* Hong Leong Bank, Bank Rakyat among 11 bidders shortlisted
* Non-binding bids due next month
(adds detail about the auction, Indonesia's banking outlook)
By Saeed Azhar and Fathiyah Dahrul
SINGAPORE/JAKARTA, May 20 The Hong Kong unit of
Bank of China and Malaysia's Hong Leong Bank
are among the bidders shortlisted to buy Indonesia's
state-owned Bank Mutiara Tbk, people with knowledge of the
bidding process said on Tuesday.
Bank Rakyat Indonesia has also qualified to bid,
its finance director Achmad Baiquni told Reuters.
Poltak L. Tobing, an official at the state-run Indonesia
Deposit Insurance Corporation, told Reuters 11 bidders had been
shortlisted. He declined to identify any of the bidders.
Bank Mutiara offers investors a rare opportunity to own 100
percent of a lender in Southeast Asia's largest economy. Higher
interest margins and stronger loan growth in Indonesian banks
compared to those for lenders in neighbouring countries have
also attracted foreign institutions.
Bank Mutiara could fetch about $300 million, one person
familiar with the process said, lower than the 6.7 trillion
rupiah ($593.3 million) the government spent in 2008 to rescue
what was then called Bank Century. The rescue was part of the
government's efforts to avert a crisis in the banking system
after the global financial crisis.
The government said qualified firms can make offers for Bank
Mutiara in early June.
The relevant officials at Bank of China were not immediately
available to comment and Hong Leong did not reply emails seeking
comment. The sources could not be named because the bidding
process remained confidential.
The government can offer investors a 100 percent stake in
Bank Mutiara because it bailed it out, bankers said.
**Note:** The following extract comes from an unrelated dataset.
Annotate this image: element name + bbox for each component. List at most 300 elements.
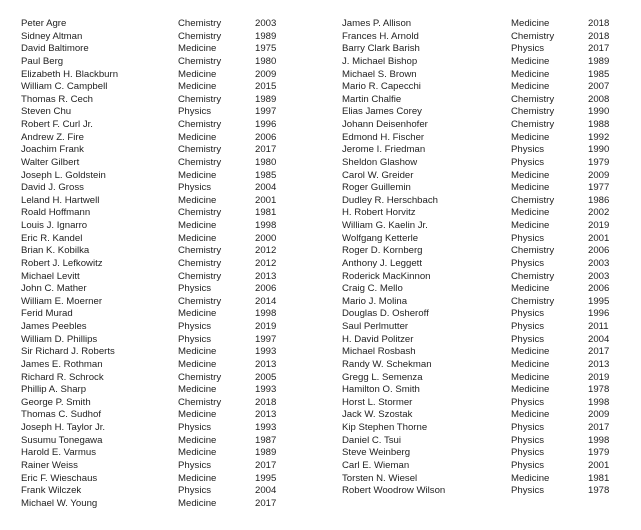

Two years ago, the Indonesian central bank imposed a 40
percent limit on single ownership in domestic banks. The
restriction forced Singapore's DBS Group Holdings to
abandon its bid to buy PT Bank Danamon last year and
also halted the planned sale of Indonesian units of some foreign
Indonesia's central bank said late last year that total
loans will expand between 15.3 percent and 16.6 percent in 2014,
slower than its initial forecast of 20 percent, in line with a
weakening in the economy.
Moody's Investors Service said in February that Indonesian
banks will continue to report strong financial fundamentals,
including high profitability and capital levels, despite the
economic slowdown that will put some pressure on asset quality.